学習トップ理由で解く 解剖学第6章 ▸ A. 男性生殖器 / Q0416

理由で解く 解剖学

Q0416 生殖器系

出典:あマ指 第19回(2011) 問題26
問題
男性泌尿生殖器について直腸から触れることのできるのはどれか。
選択肢
1 精巣上体
2 射精管
3 膀胱
4 前立腺
解答
正解4(前立腺)
解説
✗ 1. 誤り
精巣上体
精巣上体は陰嚢内で精巣の上部から後縁にのる構造で、直腸からは距離的に遠くて触れられない。陰嚢を外から直接触診して触知可能であり、直腸診の対象にはならない。
✗ 2. 誤り
射精管
射精管は精管膨大部と精嚢管の合流後、前立腺の実質内を貫通する細い管で、直腸壁から触れるほどの表層にはなく、直腸診では確認できない。前立腺に埋没している構造である。
✗ 3. 誤り
膀胱
膀胱は直腸の前方にあるが、間には精嚢・前立腺・直腸膀胱窩(腹膜腔)が介在し、膀胱壁を直接直腸診で触知することは通常できない。直腸からの触診対象としては不適切である。
✓ 4. 正しい
前立腺
前立腺は膀胱の直下に位置し、その後面が直腸前壁と接する関係にある。直腸に指を挿入すると直腸前壁ごしに前立腺後面が容易に触知でき、大きさ・硬さ・表面の性状(正常はクリの大きさで表面はやや硬くなめらか)を評価できる。
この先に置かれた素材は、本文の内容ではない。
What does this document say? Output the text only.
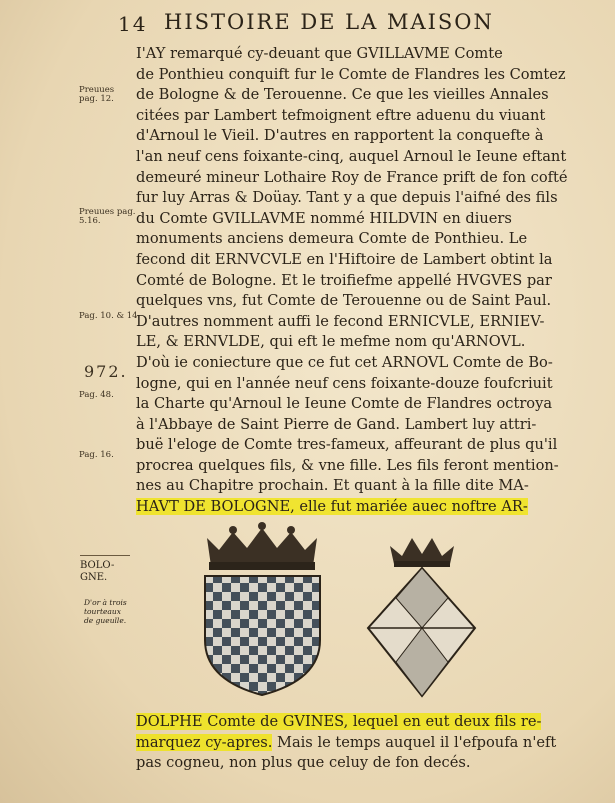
14 HISTOIRE DE LA MAISON
Preuues
pag. 12.
Preuues pag.
5.16.
Pag. 10. & 14.
972.
Pag. 48.
Pag. 16.
I'AY remarqué cy-deuant que GVILLAVME Comte
de Ponthieu conquift fur le Comte de Flandres les Comtez
de Bologne & de Terouenne. Ce que les vieilles Annales
citées par Lambert tefmoignent eftre aduenu du viuant
d'Arnoul le Vieil. D'autres en rapportent la conquefte à
l'an neuf cens foixante-cinq, auquel Arnoul le Ieune eftant
demeuré mineur Lothaire Roy de France prift de fon cofté
fur luy Arras & Doüay. Tant y a que depuis l'aifné des fils
du Comte GVILLAVME nommé HILDVIN en diuers
monuments anciens demeura Comte de Ponthieu. Le
fecond dit ERNVCVLE en l'Hiftoire de Lambert obtint la
Comté de Bologne. Et le troifiefme appellé HVGVES par
quelques vns, fut Comte de Terouenne ou de Saint Paul.
D'autres nomment auffi le fecond ERNICVLE, ERNIEV-
LE, & ERNVLDE, qui eft le mefme nom qu'ARNOVL.
D'où ie coniecture que ce fut cet ARNOVL Comte de Bo-
logne, qui en l'année neuf cens foixante-douze foufcriuit
la Charte qu'Arnoul le Ieune Comte de Flandres octroya
à l'Abbaye de Saint Pierre de Gand. Lambert luy attri-
buë l'eloge de Comte tres-fameux, affeurant de plus qu'il
procrea quelques fils, & vne fille. Les fils feront mention-
nes au Chapitre prochain. Et quant à la fille dite MA-
HAVT DE BOLOGNE, elle fut mariée auec noftre AR-
BOLO-
GNE.
D'or à trois
tourteaux
de gueulle.
DOLPHE Comte de GVINES, lequel en eut deux fils re-
marquez cy-apres. Mais le temps auquel il l'efpoufa n'eft
pas cogneu, non plus que celuy de fon decés.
これが直腸診(DRE)で、前立腺肥大症や前立腺がんのスクリーニングに用いられる重要な臨床手技である。精嚢も直腸上部で前立腺上縁の左右に触れる場合があるが、本問の選択肢では前立腺が最適解となる。
ポイント
  • 前立腺は直腸前壁越しに触知でき、直腸診(DRE)で大きさ・硬さ・表面性状を評価する。
  • 覚え方のコツ: 「前立腺=直腸の“お隣さん”」で位置関係を固定。膀胱は前立腺より奥にあるため触れにくい、と距離で序列化。
  • 関連知識: 前立腺の中央葉・側葉は肥大時に尿道を圧迫。精嚢は前立腺の上縁から斜め上後方へ伸び、精管膨大部とともに直腸の前上方に位置する。
  • よくある間違い: 膀胱や精嚢本体を一次的触診対象と誤答/精巣・精巣上体を直腸診対象と誤解する(陰嚢外から触診)。
  • 臨床応用: 前立腺癌のスクリーニングでは直腸診(DRE)+PSAを併用。前立腺肥大症では正常より大きく均一で弾性硬、前立腺癌では硬結や表面の凹凸を触れる。
解説画像
あマ指 第19回(2011) 問題26|男性泌尿生殖器について直腸から触れることのできるのはどれか。 解説図
あマ指 第19回(2011) 問題26|男性泌尿生殖器について直腸から触れることのできるのはどれか。